Anomaly investigations feel like the team at Capcom saw how much time I spent doing random hunts and made an endgame system specifically for me. I’m using my well-tuned GS build? I’ll limit my search to the upper levels. I wanna try out a new build, a new weapon, new switch skills? I can just cap the level to 40 or something low and hunt something without having to worry about carting (probably). Because I will essentially use any of the materials investigations give to me, I’ll just have it give me any random target. Pre-investigations, I thought anomaly quests didn’t quite stick the landing on “making the entire roster relevant in endgame,” but investigations nailed it, since you have augmentation as an endless anomalous material funnel.

And I get why people don’t like armor augmentation. But I really enjoy it. I felt base Sunbreak had a really diverse array of viable options for builds, and I think that augmentation makes that even more true. Sure, I can’t take a crap gear piece and make it great, but for example, I really love the skill on the Malzeno armor that heals you when you hit a broken part. Stacked with bloodblight and recovery up, a single hit on GS can heal me to essentially full, which helps me stay really aggressive in anomaly hunts. So I take some of the Malzeno armor into augmentation and basically roll on it until I get some better offensive skills (which the armor largely lacks). Is it a meta set? Absolutely not. Can I still pump out far better damage than in a world without armor augmentation? Yes yes yes.

I think armor augmentation is bad for min maxing, for the more hardcore community, but I think Sunbreak is really about encouraging build and playstyle diversity in a way that the MH series has, in my experience, never done (GU is close, but most weapons have extremely extremely “the best” art/style combos, where I just feel Sunbreak allows for a bit more diversity. Partly because it’s easier! Which I don’t think is inherently horrible). It feels bad rolling a bad augmentation roll, but since I’m not really going for a God Roll, I just get a good offensive skill on a comfy piece, or a good comfy skill on an offensive piece, and then call it a day. If you’re happy with the “good enough” augment, it really takes extremely minimal grinding.

Then I’ve really enjoyed the title update monsters so far. I like that the weapons don’t feel dramatically, insanely better than what we already have, just providing even more options (the armor sets, on the other hand, have some pretty great unique skills, but even they are there to encourage you to try out new types of play, eg. attacking the monster from behind). I again don’t really care about how many fire monsters we’re getting, I guess probably since I main raw-focused weapons and don’t really pay attention to elemental resistances in my armor (giant fireballs are generally very easy to dodge) and just don’t care that much what color the big projectile being thrown at me is. Again, I kinda get why some people care, but I don’t. Which is a running theme with Sunbreak—all of the common criticisms are just things that don’t bother me, or that I actively like. I hope we get at least a couple completely new monsters (new to this game, I mean; I don’t really expect fully original monsters in title updates) but I like all the fights we have so far. While base Rise has some monsters I really hate (Volvidon, Basarios…that’s it, really), Sunbreak has only added monsters I really like (Seething Bazelgeuse I find a little boring). Which is not true of any other Monster Hunter game I’ve played (Portable 3rd is close, but alas: Nibelsnarf).
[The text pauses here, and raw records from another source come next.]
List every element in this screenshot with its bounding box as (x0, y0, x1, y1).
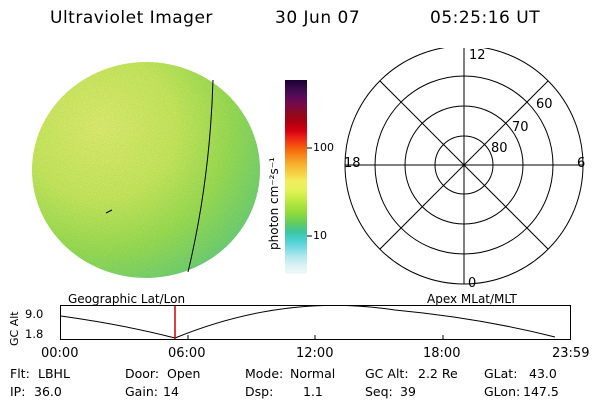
door-value: Open (167, 366, 201, 381)
seq-label: Seq: (365, 384, 393, 399)
ip-label: IP: (10, 384, 26, 399)
colorbar-tick-10: 10 (313, 229, 327, 242)
seq-value: 39 (400, 384, 416, 399)
colorbar (285, 80, 307, 274)
flt-value: LBHL (38, 366, 70, 381)
mode-value: Normal (290, 366, 336, 381)
lat-80-label: 80 (491, 141, 508, 156)
mlt-0-label: 0 (468, 276, 477, 291)
x-tick-2359: 23:59 (552, 346, 590, 361)
lat-70-label: 70 (512, 120, 529, 135)
door-label: Door: (125, 366, 160, 381)
dsp-label: Dsp: (245, 384, 274, 399)
gcalt-value: 2.2 Re (418, 366, 458, 381)
x-tick-0600: 06:00 (168, 346, 206, 361)
geographic-label: Geographic Lat/Lon (68, 292, 186, 306)
glon-value: 147.5 (523, 384, 559, 399)
colorbar-tick-100: 100 (313, 141, 334, 154)
terminator-line (187, 79, 214, 273)
apex-label: Apex MLat/MLT (427, 292, 517, 306)
ip-value: 36.0 (34, 384, 62, 399)
gcalt-label: GC Alt: (365, 366, 409, 381)
flt-label: Flt: (10, 366, 30, 381)
uv-earth-image (32, 62, 260, 278)
time-label: 05:25:16 UT (430, 8, 541, 28)
x-tick-1200: 12:00 (296, 346, 334, 361)
x-tick-0000: 00:00 (41, 346, 79, 361)
date-label: 30 Jun 07 (275, 8, 361, 28)
gain-label: Gain: (125, 384, 158, 399)
glon-label: GLon: (484, 384, 521, 399)
mlt-6-label: 6 (577, 156, 586, 171)
gain-value: 14 (163, 384, 179, 399)
mlt-18-label: 18 (344, 156, 361, 171)
polar-plot (344, 48, 584, 285)
orbit-altitude-plot (60, 305, 571, 340)
dsp-value: 1.1 (303, 384, 323, 399)
y-max-label: 9.0 (25, 307, 44, 321)
lat-60-label: 60 (536, 97, 553, 112)
gc-alt-axis-label: GC Alt (8, 311, 21, 346)
y-min-label: 1.8 (25, 327, 44, 341)
instrument-title: Ultraviolet Imager (50, 8, 213, 28)
glat-label: GLat: (484, 366, 518, 381)
x-tick-1800: 18:00 (423, 346, 461, 361)
colorbar-unit-label: photon cm⁻²s⁻¹ (267, 157, 281, 250)
glat-value: 43.0 (529, 366, 557, 381)
mlt-12-label: 12 (469, 48, 486, 63)
mode-label: Mode: (245, 366, 284, 381)
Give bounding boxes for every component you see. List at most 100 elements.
I think Monster Hunter will return to the World mode for its next entry, or something at least closer to it (a bit slower, more emphasis on ecosystem interactions, more grounded combat), and I’m fine with that. I’m sure I will really, really enjoy the next game. But I think it’s possible Sunbreak stays essentially my perfect modern Monster Hunter. And I’ll always have it, and I’ll be playing it for a long time.